Xu, Guoqing (Sinopec Research Institute of Petroleum Engineering (Corresponding author) | Han, Yujiao (email: firstname.lastname@example.org)) | Jiang, Yun (Sinopec Research Institute of Petroleum Engineering) | Shi, Yang (Research Institute of Petroleum Exploration & Development, PetroChina (Corresponding author) | Wang, Mingxian (email: email@example.com)) | Zeng, XingHang (Research Institute of Petroleum Exploration & Development, PetroChina (Corresponding author)
Summary Spontaneous imbibition (SI) is regarded as an effective method to improve the oil recovery in a tight sandstone reservoir, which leads to a significant change in fracturing design and flowback treatment. However, a longtime shut-in period would aggravate the retention of fracturing fluid, which is in contradiction with high production in the field. It is imperative to understand how SI works during shut-in time, so as to maximize the effect of imbibition in oil recovery enhancement. In this study, a series of experiments were conducted to simulate the status of residual oil saturation so that the inner mechanism of imbibition on oil recovery can be investigated.
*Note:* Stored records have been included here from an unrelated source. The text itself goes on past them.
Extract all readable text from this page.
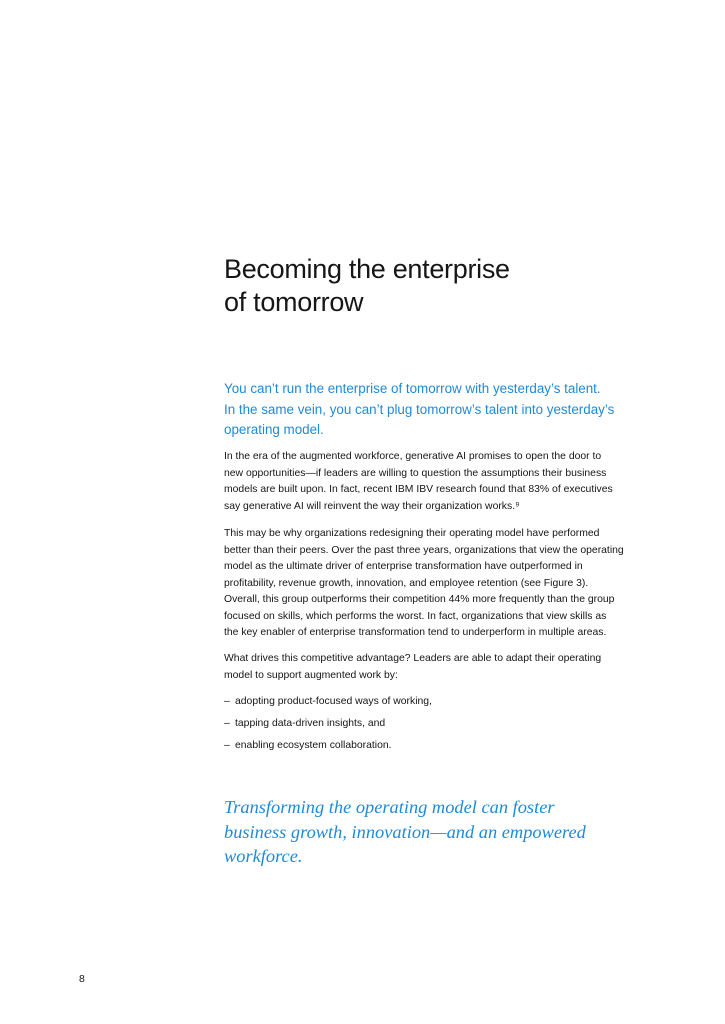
Becoming the enterprise
of tomorrow

You can’t run the enterprise of tomorrow with yesterday’s talent.
In the same vein, you can’t plug tomorrow’s talent into yesterday’s
operating model.

In the era of the augmented workforce, generative AI promises to open the door to
new opportunities—if leaders are willing to question the assumptions their business
models are built upon. In fact, recent IBM IBV research found that 83% of executives
say generative AI will reinvent the way their organization works.⁹

This may be why organizations redesigning their operating model have performed
better than their peers. Over the past three years, organizations that view the operating
model as the ultimate driver of enterprise transformation have outperformed in
profitability, revenue growth, innovation, and employee retention (see Figure 3).
Overall, this group outperforms their competition 44% more frequently than the group
focused on skills, which performs the worst. In fact, organizations that view skills as
the key enabler of enterprise transformation tend to underperform in multiple areas.

What drives this competitive advantage? Leaders are able to adapt their operating
model to support augmented work by:

– adopting product-focused ways of working,
– tapping data-driven insights, and
– enabling ecosystem collaboration.
Transforming the operating model can foster
business growth, innovation—and an empowered
workforce.
8
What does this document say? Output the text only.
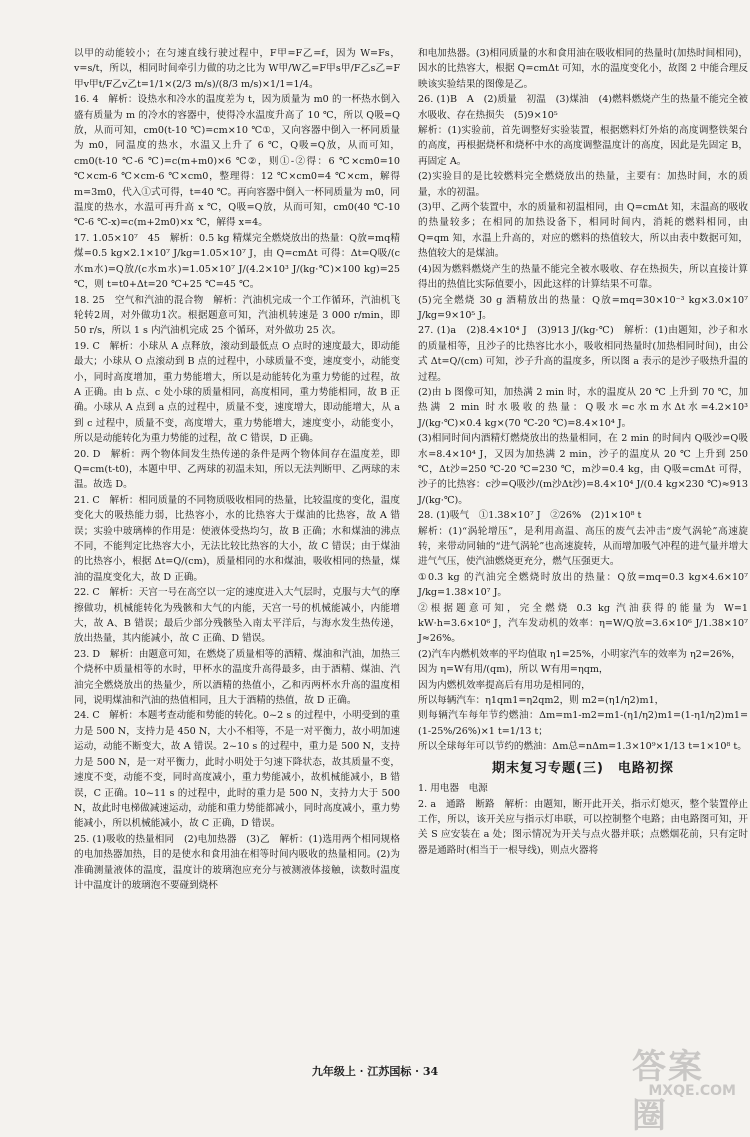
以甲的动能较小；在匀速直线行驶过程中，F甲=F乙=f，因为 W=Fs，v=s/t，所以，相同时间牵引力做的功之比为 W甲/W乙=F甲s甲/F乙s乙=F甲v甲t/F乙v乙t=1/1×(2/3 m/s)/(8/3 m/s)×1/1=1/4。

16. 4　解析：设热水和冷水的温度差为 t，因为质量为 m0 的一杯热水倒入盛有质量为 m 的冷水的容器中，使得冷水温度升高了 10 ℃，所以 Q吸=Q放，从而可知，cm0(t-10 ℃)=cm×10 ℃①，又向容器中倒入一杯同质量为 m0，同温度的热水，水温又上升了 6 ℃，Q吸=Q放，从而可知，cm0(t-10 ℃-6 ℃)=c(m+m0)×6 ℃②，则①-②得：6 ℃×cm0=10 ℃×cm-6 ℃×cm-6 ℃×cm0，整理得：12 ℃×cm0=4 ℃×cm，解得 m=3m0，代入①式可得，t=40 ℃。再向容器中倒入一杯同质量为 m0，同温度的热水，水温可再升高 x ℃，Q吸=Q放，从而可知，cm0(40 ℃-10 ℃-6 ℃-x)=c(m+2m0)×x ℃，解得 x=4。

17. 1.05×10⁷　45　解析：0.5 kg 精煤完全燃烧放出的热量：Q放=mq精煤=0.5 kg×2.1×10⁷ J/kg=1.05×10⁷ J，由 Q=cmΔt 可得：Δt=Q吸/(c水m水)=Q放/(c水m水)=1.05×10⁷ J/(4.2×10³ J/(kg·℃)×100 kg)=25 ℃，则 t=t0+Δt=20 ℃+25 ℃=45 ℃。

18. 25　空气和汽油的混合物　解析：汽油机完成一个工作循环，汽油机飞轮转2周，对外做功1次。根据题意可知，汽油机转速是 3 000 r/min，即 50 r/s，所以 1 s 内汽油机完成 25 个循环，对外做功 25 次。

19. C　解析：小球从 A 点释放，滚动到最低点 O 点时的速度最大，即动能最大；小球从 O 点滚动到 B 点的过程中，小球质量不变，速度变小，动能变小，同时高度增加，重力势能增大，所以是动能转化为重力势能的过程，故 A 正确。由 b 点、c 处小球的质量相同，高度相同，重力势能相同，故 B 正确。小球从 A 点到 a 点的过程中，质量不变，速度增大，即动能增大，从 a 到 c 过程中，质量不变，高度增大，重力势能增大，速度变小，动能变小，所以是动能转化为重力势能的过程，故 C 错误，D 正确。

20. D　解析：两个物体间发生热传递的条件是两个物体间存在温度差，即 Q=cm(t-t0)，本题中甲、乙两球的初温未知，所以无法判断甲、乙两球的末温。故选 D。

21. C　解析：相同质量的不同物质吸收相同的热量，比较温度的变化，温度变化大的吸热能力弱，比热容小，水的比热容大于煤油的比热容，故 A 错误；实验中玻璃棒的作用是：使液体受热均匀，故 B 正确；水和煤油的沸点不同，不能判定比热容大小，无法比较比热容的大小，故 C 错误；由于煤油的比热容小，根据 Δt=Q/(cm)，质量相同的水和煤油，吸收相同的热量，煤油的温度变化大，故 D 正确。

22. C　解析：天宫一号在高空以一定的速度进入大气层时，克服与大气的摩擦做功，机械能转化为残骸和大气的内能，天宫一号的机械能减小，内能增大，故 A、B 错误；最后少部分残骸坠入南太平洋后，与海水发生热传递，放出热量，其内能减小，故 C 正确、D 错误。

23. D　解析：由题意可知，在燃烧了质量相等的酒精、煤油和汽油，加热三个烧杯中质量相等的水时，甲杯水的温度升高得最多，由于酒精、煤油、汽油完全燃烧放出的热量少，所以酒精的热值小，乙和丙两杯水升高的温度相同，说明煤油和汽油的热值相同，且大于酒精的热值，故 D 正确。

24. C　解析：本题考查动能和势能的转化。0~2 s 的过程中，小明受到的重力是 500 N，支持力是 450 N，大小不相等，不是一对平衡力，故小明加速运动，动能不断变大，故 A 错误。2~10 s 的过程中，重力是 500 N，支持力是 500 N，是一对平衡力，此时小明处于匀速下降状态，故其质量不变，速度不变，动能不变，同时高度减小，重力势能减小，故机械能减小，B 错误，C 正确。10~11 s 的过程中，此时的重力是 500 N，支持力大于 500 N，故此时电梯做减速运动，动能和重力势能都减小，同时高度减小，重力势能减小，所以机械能减小，故 C 正确，D 错误。

25. (1)吸收的热量相同　(2)电加热器　(3)乙　解析：(1)选用两个相同规格的电加热器加热，目的是使水和食用油在相等时间内吸收的热量相同。(2)为准确测量液体的温度，温度计的玻璃泡应充分与被测液体接触，读数时温度计中温度计的玻璃泡不要碰到烧杯

和电加热器。(3)相同质量的水和食用油在吸收相同的热量时(加热时间相同)，因水的比热容大，根据 Q=cmΔt 可知，水的温度变化小，故图 2 中能合理反映该实验结果的图像是乙。

26. (1)B　A　(2)质量　初温　(3)煤油　(4)燃料燃烧产生的热量不能完全被水吸收、存在热损失　(5)9×10⁵

解析：(1)实验前，首先调整好实验装置，根据燃料灯外焰的高度调整铁架台的高度，再根据烧杯和烧杯中水的高度调整温度计的高度，因此是先固定 B，再固定 A。

(2)实验目的是比较燃料完全燃烧放出的热量，主要有：加热时间，水的质量，水的初温。

(3)甲、乙两个装置中，水的质量和初温相同，由 Q=cmΔt 知，末温高的吸收的热量较多；在相同的加热设备下，相同时间内，消耗的燃料相同，由 Q=qm 知，水温上升高的，对应的燃料的热值较大，所以由表中数据可知，热值较大的是煤油。

(4)因为燃料燃烧产生的热量不能完全被水吸收、存在热损失，所以直接计算得出的热值比实际值要小，因此这样的计算结果不可靠。

(5)完全燃烧 30 g 酒精放出的热量：Q放=mq=30×10⁻³ kg×3.0×10⁷ J/kg=9×10⁵ J。

27. (1)a　(2)8.4×10⁴ J　(3)913 J/(kg·℃)　解析：(1)由题知，沙子和水的质量相等，且沙子的比热容比水小，吸收相同热量时(加热相同时间)，由公式 Δt=Q/(cm) 可知，沙子升高的温度多，所以图 a 表示的是沙子吸热升温的过程。

(2)由 b 图像可知，加热满 2 min 时，水的温度从 20 ℃ 上升到 70 ℃，加热满 2 min 时水吸收的热量：Q吸水=c水m水Δt水=4.2×10³ J/(kg·℃)×0.4 kg×(70 ℃-20 ℃)=8.4×10⁴ J。

(3)相同时间内酒精灯燃烧放出的热量相同，在 2 min 的时间内 Q吸沙=Q吸水=8.4×10⁴ J，又因为加热满 2 min，沙子的温度从 20 ℃ 上升到 250 ℃，Δt沙=250 ℃-20 ℃=230 ℃，m沙=0.4 kg，由 Q吸=cmΔt 可得，沙子的比热容：c沙=Q吸沙/(m沙Δt沙)=8.4×10⁴ J/(0.4 kg×230 ℃)≈913 J/(kg·℃)。

28. (1)吸气　①1.38×10⁷ J　②26%　(2)1×10⁸ t

解析：(1)“涡轮增压”，是利用高温、高压的废气去冲击“废气涡轮”高速旋转，来带动同轴的“进气涡轮”也高速旋转，从而增加吸气冲程的进气量并增大进气气压，使汽油燃烧更充分，燃气压强更大。

①0.3 kg 的汽油完全燃烧时放出的热量：Q放=mq=0.3 kg×4.6×10⁷ J/kg=1.38×10⁷ J。

②根据题意可知，完全燃烧 0.3 kg 汽油获得的能量为 W=1 kW·h=3.6×10⁶ J，汽车发动机的效率：η=W/Q放=3.6×10⁶ J/1.38×10⁷ J≈26%。

(2)汽车内燃机效率的平均值取 η1=25%，小明家汽车的效率为 η2=26%，

因为 η=W有用/(qm)，所以 W有用=ηqm，

因为内燃机效率提高后有用功是相同的，

所以每辆汽车：η1qm1=η2qm2，则 m2=(η1/η2)m1，

则每辆汽车每年节约燃油：Δm=m1-m2=m1-(η1/η2)m1=(1-η1/η2)m1=(1-25%/26%)×1 t=1/13 t；

所以全球每年可以节约的燃油：Δm总=nΔm=1.3×10⁹×1/13 t=1×10⁸ t。

期末复习专题(三)　电路初探

1. 用电器　电源

2. a　通路　断路　解析：由题知，断开此开关，指示灯熄灭，整个装置停止工作，所以，该开关应与指示灯串联，可以控制整个电路；由电路图可知，开关 S 应安装在 a 处；图示情况为开关与点火器并联；点燃烟花前，只有定时器是通路时(相当于一根导线)，则点火器将

九年级上 · 江苏国标 · 34	答案圈
MXQE.COM
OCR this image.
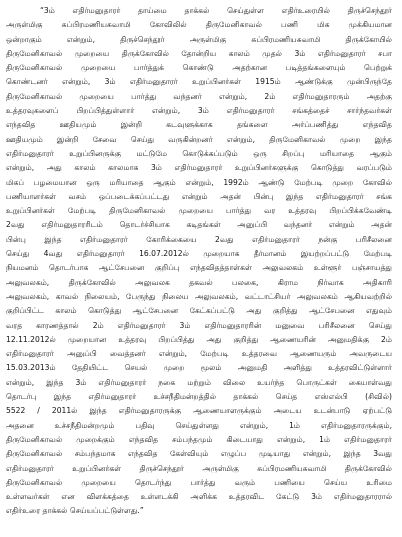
“3ம் எதிர்மனுதாரர் தாய்மை தாக்கல் செய்துள்ள எதிர்உரையில் திருச்செந்தூர்
அருள்மிகு சுப்பிரமணியசுவாமி கோவிலில் திருமேனிகாவல் பணி மிக முக்கியமான
ஒன்றாகும் என்றும், திருச்செந்தூர் அருள்மிகு சுப்பிரமணியசுவாமி திருக்கோயில்
திருமேனிகாவல் முறையை திருக்கோவில் தோன்றிய காலம் முதல் 3ம் எதிர்மனுதாரர் சபா
திருமேனிகாவல் முறையை பார்த்துக் கொண்டு அதற்கான படித்தங்களையும் பெற்றுக்
கொண்டனர் என்றும், 3ம் எதிர்மனுதாரர் உறுப்பினர்கள் 1915ம் ஆண்டுக்கு முன்பிருந்தே
திருமேனிகாவல் முறையை பார்த்து வந்தனர் என்றும், 2ம் எதிர்மனுதாரரும் அதற்கு
உத்தரவுகளைப் பிறப்பித்துள்ளார் என்றும், 3ம் எதிர்மனுதாரர் சங்கத்தைச் சார்ந்தவர்கள்
எந்தவித ஊதியமும் இன்றி கடவுளுக்காக தங்களை அர்ப்பணித்து எந்தவித
ஊதியமும் இன்றி சேவை செய்து வருகின்றனர் என்றும், திருமேனிகாவல் முறை இந்த
எதிர்மனுதாரர் உறுப்பினருக்கு மட்டுமே கொடுக்கப்படும் ஒரு சிறப்பு மரியாதை ஆகும்
என்றும், அது காலம் காலமாக 3ம் எதிர்மனுதாரர் உறுப்பினர்களுக்கு கொடுத்து வரப்படும்
மிகப் பழமையான ஒரு மரியாதை ஆகும் என்றும், 1992ம் ஆண்டு மேற்படி முறை கோவில்
பணியாளர்கள் வசம் ஒப்படைக்கப்பட்டது என்றும் அதன் பின்பு இந்த எதிர்மனுதாரர் சங்க
உறுப்பினர்கள் மேற்படி திருமேனிகாவல் முறையை பார்த்து வர உத்தரவு பிறப்பிக்கவேண்டி
2வது எதிர்மனுதாரரிடம் தொடர்ச்சியாக கடிதங்கள் அனுப்பி வந்தனர் என்றும் அதன்
பின்பு இந்த எதிர்மனுதாரர் கோரிக்கையை 2வது எதிர்மனுதாரர் நன்கு பரிசீலனை
செய்து 4வது எதிர்மனுதாரர் 16.07.2012ல் முறையாக தீர்மானம் இயற்றப்பட்டு மேற்படி
நியமனம் தொடர்பாக ஆட்சேபனை குறிப்பு எந்தவிதத்தாள்கள் அலுவலகம் உள்ளூர் பஞ்சாயத்து
அலுவலகம், திருக்கோவில் அலுவலக தகவல் பலகை, கிராம நிர்வாக அதிகாரி
அலுவலகம், காவல் நிலையம், பேருந்து நிலைய அலுவலகம், வட்டாட்சியர் அலுவலகம் ஆகியவற்றில்
குறிப்பிட்ட காலம் கொடுத்து ஆட்சேபனை கேட்கப்பட்டு அது குறித்து ஆட்சேபனை எதுவும்
வரத காரணத்தால் 2ம் எதிர்மனுதாரர் 3ம் எதிர்மனுதாரரின் மனுவை பரிசீலனை செய்து
12.11.2012ல் முறையான உத்தரவு பிறப்பித்து அது குறித்து ஆணையரின் அனுமதிக்கு 2ம்
எதிர்மனுதாரர் அனுப்பி வைத்தனர் என்றும், மேற்படி உத்தரவை ஆணையரும் அவருடைய
15.03.2013ம் தேதியிட்ட செயல் முறை மூலம் அனுமதி அளித்து உத்தரவிட்டுள்ளார்
என்றும், இந்த 3ம் எதிர்மனுதாரர் நகை மற்றும் விலை உயர்ந்த பொருட்கள் கையாள்வது
தொடர்பு இந்த எதிர்மனுதாரர் உச்சநீதிமன்றத்தில் தாக்கல் செய்த எஸ்எல்பி (சிவில்)
5522 / 2011ல் இந்த எதிர்மனுதாரருக்கு ஆணையாளருக்கும் அடைய உடன்பாடு ஏற்பட்டு
அதனை உச்சநீதிமன்றமும் பதிவு செய்துள்ளது என்றும், 1ம் எதிர்மனுதாரருக்கும்,
திருமேனிகாவல் முறைக்கும் எந்தவித சம்பந்தமும் கிடையாது என்றும், 1ம் எதிர்மனுதாரர்
திருமேனிகாவல் சம்பந்தமாக எந்தவித கேள்வியும் எழுப்ப முடியாது என்றும், இந்த 3வது
எதிர்மனுதாரர் உறுப்பினர்கள் திருச்செந்தூர் அருள்மிகு சுப்பிரமணியசுவாமி திருக்கோவில்
திருமேனிகாவல் முறையை தொடர்ந்து பார்த்து வரும் பணியை செய்ய உரிமை
உள்ளவர்கள் என விளக்கத்தை உள்ளடக்கி அளிக்க உத்தரவிட கேட்டு 3ம் எதிர்மனுதாரரால்
எதிர்உரை தாக்கல் செய்யப்பட்டுள்ளது.”
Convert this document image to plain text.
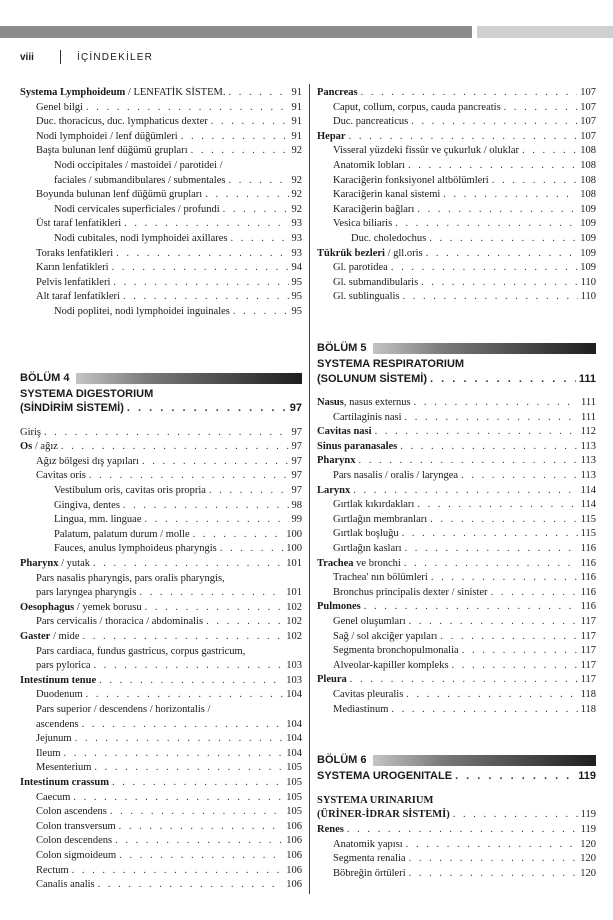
viii	İÇİNDEKİLER
Systema Lymphoideum / LENFATİK SİSTEM. . . .	91
Genel bilgi . . .	91
Duc. thoracicus, duc. lymphaticus dexter . . .	91
Nodi lymphoidei / lenf düğümleri . . .	91
Başta bulunan lenf düğümü grupları . . .	92
Nodi occipitales / mastoidei / parotidei /
faciales / submandibulares / submentales . . .	92
Boyunda bulunan lenf düğümü grupları . . .	92
Nodi cervicales superficiales / profundi . . .	92
Üst taraf lenfatikleri . . .	93
Nodi cubitales, nodi lymphoidei axillares . . .	93
Toraks lenfatikleri . . .	93
Karın lenfatikleri . . .	94
Pelvis lenfatikleri . . .	95
Alt taraf lenfatikleri . . .	95
Nodi poplitei, nodi lymphoidei inguinales . . .	95
BÖLÜM 4
SYSTEMA DIGESTORIUM
(SİNDİRİM SİSTEMİ) . . .	97
Giriş . . .	97
Os / ağız . . .	97
Ağız bölgesi dış yapıları . . .	97
Cavitas oris . . .	97
Vestibulum oris, cavitas oris propria . . .	97
Gingiva, dentes . . .	98
Lingua, mm. linguae . . .	99
Palatum, palatum durum / molle . . .	100
Fauces, anulus lymphoideus pharyngis . . .	100
Pharynx / yutak . . .	101
Pars nasalis pharyngis, pars oralis pharyngis,
pars laryngea pharyngis . . .	101
Oesophagus / yemek borusu . . .	102
Pars cervicalis / thoracica / abdominalis . . .	102
Gaster / mide . . .	102
Pars cardiaca, fundus gastricus, corpus gastricum,
pars pylorica . . .	103
Intestinum tenue . . .	103
Duodenum . . .	104
Pars superior / descendens / horizontalis /
ascendens . . .	104
Jejunum . . .	104
Ileum . . .	104
Mesenterium . . .	105
Intestinum crassum . . .	105
Caecum . . .	105
Colon ascendens . . .	105
Colon transversum . . .	106
Colon descendens . . .	106
Colon sigmoideum . . .	106
Rectum . . .	106
Canalis analis . . .	106
Pancreas . . .	107
Caput, collum, corpus, cauda pancreatis . . .	107
Duc. pancreaticus . . .	107
Hepar . . .	107
Visseral yüzdeki fissür ve çukurluk / oluklar . . .	108
Anatomik lobları . . .	108
Karaciğerin fonksiyonel altbölümleri . . .	108
Karaciğerin kanal sistemi . . .	108
Karaciğerin bağları . . .	109
Vesica biliaris . . .	109
Duc. choledochus . . .	109
Tükrük bezleri / gll.oris . . .	109
Gl. parotidea . . .	109
Gl. submandibularis . . .	110
Gl. sublingualis . . .	110
BÖLÜM 5
SYSTEMA RESPIRATORIUM
(SOLUNUM SİSTEMİ) . . .	111
Nasus, nasus externus . . .	111
Cartilaginis nasi . . .	111
Cavitas nasi . . .	112
Sinus paranasales . . .	113
Pharynx . . .	113
Pars nasalis / oralis / laryngea . . .	113
Larynx . . .	114
Gırtlak kıkırdakları . . .	114
Gırtlağın membranları . . .	115
Gırtlak boşluğu . . .	115
Gırtlağın kasları . . .	116
Trachea ve bronchi . . .	116
Trachea' nın bölümleri . . .	116
Bronchus principalis dexter / sinister . . .	116
Pulmones . . .	116
Genel oluşumları . . .	117
Sağ / sol akciğer yapıları . . .	117
Segmenta bronchopulmonalia . . .	117
Alveolar-kapiller kompleks . . .	117
Pleura . . .	117
Cavitas pleuralis . . .	118
Mediastinum . . .	118
BÖLÜM 6
SYSTEMA UROGENITALE . . .	119
SYSTEMA URINARIUM
(ÜRİNER-İDRAR SİSTEMİ) . . .	119
Renes . . .	119
Anatomik yapısı . . .	120
Segmenta renalia . . .	120
Böbreğin örtüleri . . .	120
Low-field nuclear magnetic resonance (LF-NMR) was used to provide direct observation of phase changes in different pore sizes. The experimental results show a positive effect of imbibition on residual oil reduction. This phenomenon further elucidates the observations made during the well shut-in, soaking period, and low flowback efficiency. This study aims to understand the mechanism of SI behavior and help to improve the accuracy of production prediction.